Samedi, toute la journée :
L’attente devient interminable. Moi qui étais persuadé de partir ce matin je comprends et réalise qu’il n’en est rien, pire que cela peut être dimanche, lundi ou je ne sais pas quand. Le personnel du port est terriblement flou. De plus mon ami turkmène vient de me quitter, il part enfin vers chez lui ! Sabrina est partie en week-end, et voici qu’en quelques heures mes rêves de traversée s’écroulent et je me retrouve sans sujet à attendre désespérément ! Mon royaume n’est plus et je ne compte plus mes allers retours à l’agence qui m’a vendu le ticket de traversé pour essayer de grappiller la moindre information. Le temps est dramatique, il fait moins de 4°C, le vent et la pluie offrent un concert dramatique, clouant toujours plus mes espoirs de larguer les amarres.
Cette sensation de perdre pied ne sera pas vaine complètement, m’offrant le temps de grandement philosopher sur la royauté, les chefs et les manières de gouverner les hommes. Le roi n’est roi car des autres le reconnaissent comme tel. Sans sujets ou sans preuve de son utilité ce dernier serait il condamner à devenir comme le roi du petit Prince, à exercer un règne sur rien ni personne. La célèbre morale de ce passage : “Il faut exiger de chacun ce que chacun peut donner” résume parfaitement ce que j’ai vécu, je peux attendre du vendeur de saucisse qu’il m’en offre une ou de la femme de ménage qu’elle nettoie pas table, mais pas beaucoup plus.

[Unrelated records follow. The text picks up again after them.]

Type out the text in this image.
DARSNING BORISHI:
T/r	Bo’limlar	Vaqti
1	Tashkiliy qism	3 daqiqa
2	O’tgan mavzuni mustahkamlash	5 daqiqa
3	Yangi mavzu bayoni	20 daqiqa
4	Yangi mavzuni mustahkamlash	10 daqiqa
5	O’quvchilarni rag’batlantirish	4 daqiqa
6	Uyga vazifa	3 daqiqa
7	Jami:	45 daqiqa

D’autre part on peut comprendre l’intérêt de chacun dans cette histoire. Sabrina en échange de ne pas me réveiller gagnait de l’internet sur on lieux de travail, tandis que Eden se séparait un peu de sa marchandise en échange de correspondre avec sa femme et ses amis. De mon côté je jouissais de plusieurs avantages sans grand sacrifice, tout le monde semblant donc très gagnant de cette organisation
Dimanche 14h :
C’est la 100ème heure d’attente, la 4ème heure du 4ème jour. Ça me fait tout drôle. La colère, la rage et le désespoir ont laissé place à la résignation et à l’acceptation de mon sort. J’ai l’impression d’avoir ressenti toute une palette d’émotions pendant mon interminable séjour ici. C’est alors au moment où je m’y attendais le moins que viendrait un petit bus claxonant devant la maison et dont le chauffeur viendra cirer “Mister Venner”, je comprends que c’est finis, tel le naufragé dont un bateau a remarqué la présence, je suis sauvé !
De l’attente comme ça… c’est de l’entrainement pour la yourte !
Je suis en admiration devant ce récit que tu viens de m’envoyer ✨
À la fois fasciné, à la fois un peu effrayé de savoir ce qui m’attend 😅
En plus du message que je vais t’envoyer, je me permets de te remercier ici pour ce récit qui m’a apporté informations mais aussi beaucoup de plaisir à te lire.